Expectations Lead to Disappointment for the Midlife Mom
/“Be completely humble and gentle; be patient, bearing with one another in love.” - Ephesians 4:2
Great Expectations
Our firstborn has been newly wed since August, and I braced myself for the conversation we’d have with our son and his young wife. The holidays were approaching, and it was time to talk about where they would spend Thanksgiving and Christmas. I dreaded this topic because I knew it was going to burst the expectation I had for holidays.
Why did I wrestle with my expectations? Why was I so selfish? What right did I have that everyone should bow to my presumption for special occasions?
I adored Christmas with our little family. The commotion of having them all together filled my heart with immense joy. Bob would keep a roaring fire going in the fireplace. Keenan carousing at the piano filled our home with playful music. Moriah chased someone around the house in her usual mischief-making ways. Caleb and Keziah shared an inside joke while Rebekah joined me in the kitchen.
Having them all near filled me with nostalgia, and I couldn’t wait to add Michelle to our family celebrations. My hubby wasn’t close with his family, so I never had to share when Christmas rolled around. We had been making the trek to my mom’s house for decades, so it seemed normal our kids would want to be with us. I looked forward to the new tradition with our young married children.

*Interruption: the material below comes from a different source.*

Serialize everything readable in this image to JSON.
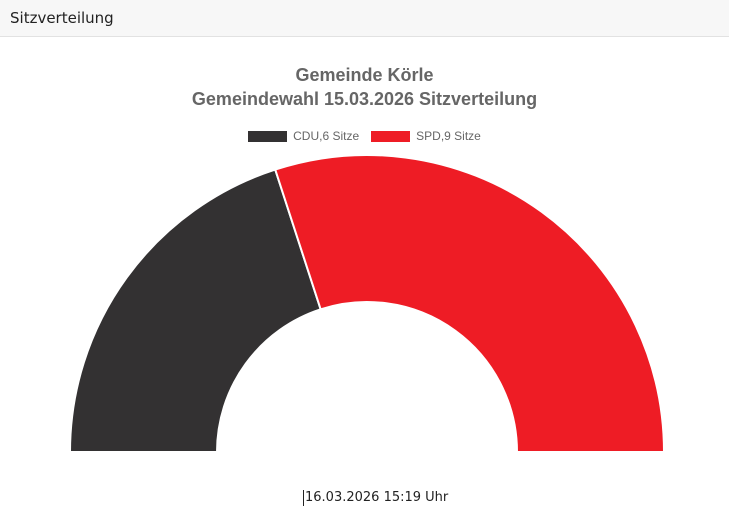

With a grace and maturity beyond their years they said, “We’ve decided to share holidays. One year we’ll spend Thanksgiving with you and then we’ll spend Christmas with Michelle’s family, then the next year we’ll flip.” They were sweet, calm, and nonchalant about it. Inside, I didn’t want to let go of my assumption of yearly Christmas together. It made me sad to think of them not being a part of our traditions, but releasing my demand was the best thing to do.
Eleven years later, we’ve fallen into a beautiful rhythm, and we know exactly who’s going to be with us each holiday.